Name the three main RTK downstream pathways 🛤️
RTKs activate PI3K–AKT (metabolism/growth), PLCγ (Ca²⁺/PKC), and RAS–MAPK (gene expression).
Why are adaptor proteins important in RTK signalling? 🧩
Adaptors like IRS1, GAB1, and FRS2 act as scaffolds that amplify and organise signalling when receptors cannot bind effectors directly.
How is RTK signalling terminated? 🛑
Phosphorylated RTKs recruit Cbl, become ubiquitinated, internalised, and degraded to prevent prolonged signalling.
Describe the PI3K–PIP₃ signalling reaction 🔁
PI3K phosphorylates PI(4,5)P₂ to produce PIP₃ at the membrane, initiating downstream signalling.
What is the structure of Class I PI3K? 🧠
It contains a p110 catalytic subunit and a p85 regulatory subunit that inhibits p110 until recruited to RTKs.
How is PI3K activated by RTKs? 🔓
p85’s SH2 domains bind YxxM AA on phosphorylated receptors,
relieving inhibition
and recruiting PI3K to the membrane.
Which enzymes terminate PIP₃ signalling? 🧹
PTEN removes the 3-phosphate and SHIP1/2 remove the 5-phosphate, reducing PIP₃ levels.
Why is PTEN important in cancer? ⚠️
PTEN is a tumour suppressor; its loss leads to excessive PIP₃ signalling and uncontrolled growth.
Why is PIP₃ considered a spatial signal? 📍
PIP₃ recruits PH-domain of signalling proteins to the membrane, telling signalling proteins where to act.
How is AKT activated? ⚡
AKT is recruited by PIP₃ and activated by PDK1 and mTORC2 phosphorylation.
What are the major effects of AKT signalling? 📈
AKT increases glucose uptake, glycogen and lipid synthesis, protein synthesis, and suppresses gluconeogenesis.

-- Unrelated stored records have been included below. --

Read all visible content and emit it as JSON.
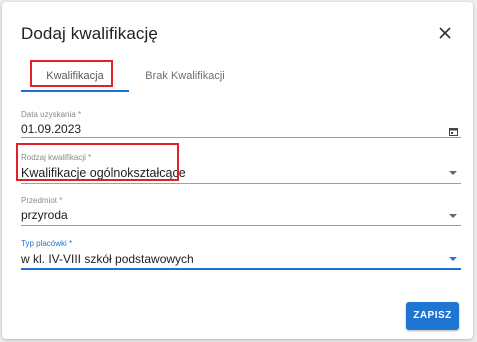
{
  "dialog": {
    "title": "Dodaj kwalifikację",
    "close_icon": "close-icon"
  },
  "tabs": [
    {
      "label": "Kwalifikacja",
      "active": true
    },
    {
      "label": "Brak Kwalifikacji",
      "active": false
    }
  ],
  "fields": {
    "date": {
      "label": "Data uzyskania",
      "required_mark": "*",
      "value": "01.09.2023",
      "icon": "calendar-icon"
    },
    "qualification_type": {
      "label": "Rodzaj kwalifikacji",
      "required_mark": "*",
      "value": "Kwalifikacje ogólnokształcące"
    },
    "subject": {
      "label": "Przedmiot",
      "required_mark": "*",
      "value": "przyroda"
    },
    "school_type": {
      "label": "Typ placówki",
      "required_mark": "*",
      "value": "w kl. IV-VIII szkół podstawowych"
    }
  },
  "buttons": {
    "save_label": "ZAPISZ"
  },
  "colors": {
    "accent": "#1976d2",
    "highlight": "#e0202a"
  }
}
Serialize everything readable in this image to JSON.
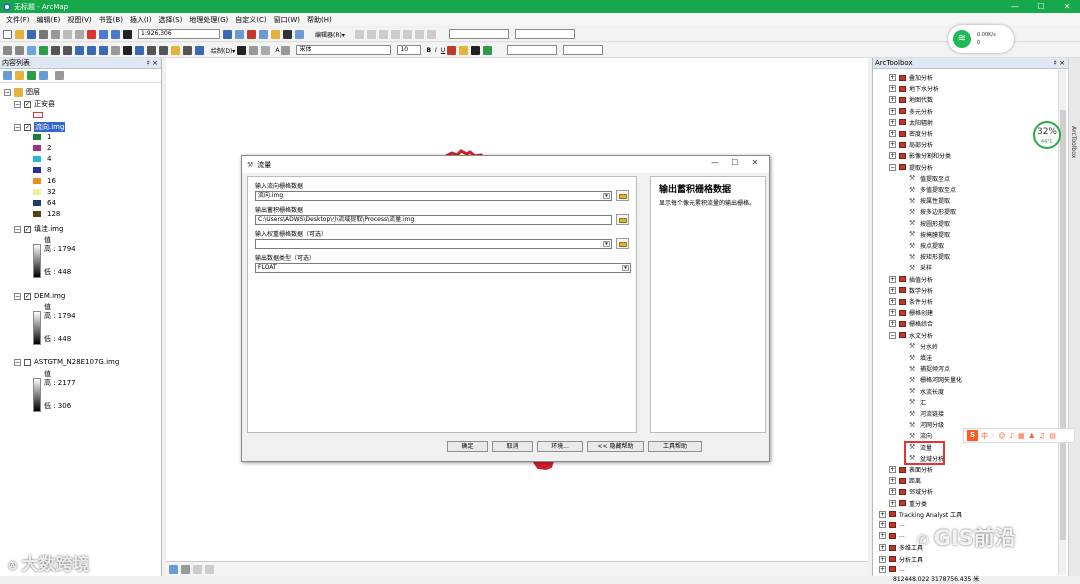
{
  "app": {
    "title": "无标题 - ArcMap",
    "window_controls": [
      "—",
      "☐",
      "✕"
    ]
  },
  "menu": [
    "文件(F)",
    "编辑(E)",
    "视图(V)",
    "书签(B)",
    "插入(I)",
    "选择(S)",
    "地理处理(G)",
    "自定义(C)",
    "窗口(W)",
    "帮助(H)"
  ],
  "toolbar": {
    "scale": "1:926,306",
    "editor_label": "编辑器(R)▾",
    "draw_label": "绘制(D)▾",
    "font_name": "宋体",
    "font_size": "10",
    "bold": "B",
    "italic": "I",
    "underline": "U",
    "text_tool": "A"
  },
  "network": {
    "speed": "0.00K/s",
    "count": "0"
  },
  "toc": {
    "title": "内容列表",
    "pin": "♯ ×",
    "root": "图层",
    "layer_zhengan": "正安县",
    "layer_flowdir": "流向.img",
    "flowdir_legend": [
      {
        "label": "1",
        "color": "#1a7f3a"
      },
      {
        "label": "2",
        "color": "#a0308a"
      },
      {
        "label": "4",
        "color": "#2ab3d8"
      },
      {
        "label": "8",
        "color": "#2b2f9e"
      },
      {
        "label": "16",
        "color": "#ee8b1e"
      },
      {
        "label": "32",
        "color": "#eef0a0"
      },
      {
        "label": "64",
        "color": "#1f3d6b"
      },
      {
        "label": "128",
        "color": "#544411"
      }
    ],
    "layer_fill": "填洼.img",
    "fill_value": "值",
    "fill_high": "高 : 1794",
    "fill_low": "低 : 448",
    "layer_dem": "DEM.img",
    "dem_value": "值",
    "dem_high": "高 : 1794",
    "dem_low": "低 : 448",
    "layer_aster": "ASTGTM_N28E107G.img",
    "aster_value": "值",
    "aster_high": "高 : 2177",
    "aster_low": "低 : 306"
  },
  "arctoolbox": {
    "title": "ArcToolbox",
    "pin": "♯ ×",
    "items": [
      "叠加分析",
      "地下水分析",
      "地图代数",
      "多元分析",
      "太阳辐射",
      "密度分析",
      "局部分析",
      "影像分割和分类",
      "提取分析"
    ],
    "extract_tools": [
      "值提取至点",
      "多值提取至点",
      "按属性提取",
      "按多边形提取",
      "按圆形提取",
      "按掩膜提取",
      "按点提取",
      "按矩形提取",
      "采样"
    ],
    "items2": [
      "插值分析",
      "数学分析",
      "条件分析",
      "栅格创建",
      "栅格综合",
      "水文分析"
    ],
    "hydro_tools": [
      "分水岭",
      "填洼",
      "捕捉倾泻点",
      "栅格河网矢量化",
      "水流长度",
      "汇",
      "河流链接",
      "河网分级",
      "流向",
      "流量",
      "盆域分析"
    ],
    "items3": [
      "表面分析",
      "距离",
      "邻域分析",
      "重分类"
    ],
    "bottom": [
      "Tracking Analyst 工具",
      "...",
      "...",
      "多维工具",
      "分析工具",
      "..."
    ],
    "side_tab": "ArcToolbox"
  },
  "dialog": {
    "title": "流量",
    "label_in_flowdir": "输入流向栅格数据",
    "value_in_flowdir": "流向.img",
    "label_out": "输出蓄积栅格数据",
    "value_out": "C:\\Users\\ADWS\\Desktop\\小流域提取\\Process\\流量.img",
    "label_weight": "输入权重栅格数据（可选）",
    "value_weight": "",
    "label_type": "输出数据类型（可选）",
    "value_type": "FLOAT",
    "help_title": "输出蓄积栅格数据",
    "help_text": "显示每个像元累积流量的输出栅格。",
    "buttons": {
      "ok": "确定",
      "cancel": "取消",
      "env": "环境...",
      "hide_help": "<< 隐藏帮助",
      "tool_help": "工具帮助"
    }
  },
  "status": {
    "coords": "812448.022  3178756.435 米"
  },
  "sogou": "S",
  "sogou_items": [
    "中",
    "·",
    "☺",
    "♪",
    "▦",
    "♟",
    "♫",
    "▤"
  ],
  "battery": {
    "percent": "32%",
    "temp": "44°C"
  },
  "watermarks": {
    "left": "大数跨境",
    "right": "GIS前沿"
  }
}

How does insulin increase glucose uptake in muscle and fat? 🚚
AKT phosphorylates AS160, activating RAB GTPases that drive GLUT4 vesicle fusion with the plasma membrane.
Why does PI3K signalling produce different outcomes in different tissues? 🧠
Different tissues express different downstream targets, so the same signal controls metabolism, storage, or proliferation depending on context.
Describe the PLCγ pathway downstream of RTKs 🔥
RTK-bound PLCγ is phosphorylated → autoinhibition relieved → PIP₂ split into IP₃ + DAG → Ca²⁺ release and PKC activation.
What is RAS and how does it function? 🔄
RAS is a small GTPase molecular switch that cycles between inactive GDP-bound and active GTP-bound states.
How is RAS activated downstream of RTKs? 🔑
RTKs recruit Grb2–SOS, and SOS acts as a GEF to load GTP onto RAS.
How is RAS inactivated? 🛑
GAPs such as NF1 accelerate GTP hydrolysis, returning RAS to its inactive state.
Describe the RAS–MAPK cascade 📊
RAS → RAF → MEK → ERK → phosphorylation of transcription factors controlling proliferation and survival.
How does RAS activate PI3K? 🔗
RAS directly binds the p110 catalytic subunit of PI3K, enhancing PIP₃ production.
Why are RAS mutations oncogenic? 🚨
Mutations (G12, G13, Q61) block GTP hydrolysis, locking RAS in the active state.
What is the structural basis of oncogenic RAS mutations? 🧬
Mutations prevent GAP arginine-finger insertion, stopping GTP hydrolysis and causing constant signalling.
What is the main take-home message of RTK signalling? 🎓
RTKs use tyrosine phosphorylation to control metabolism, growth, and survival, and failure to regulate these pathways leads to cancer and metabolic disease.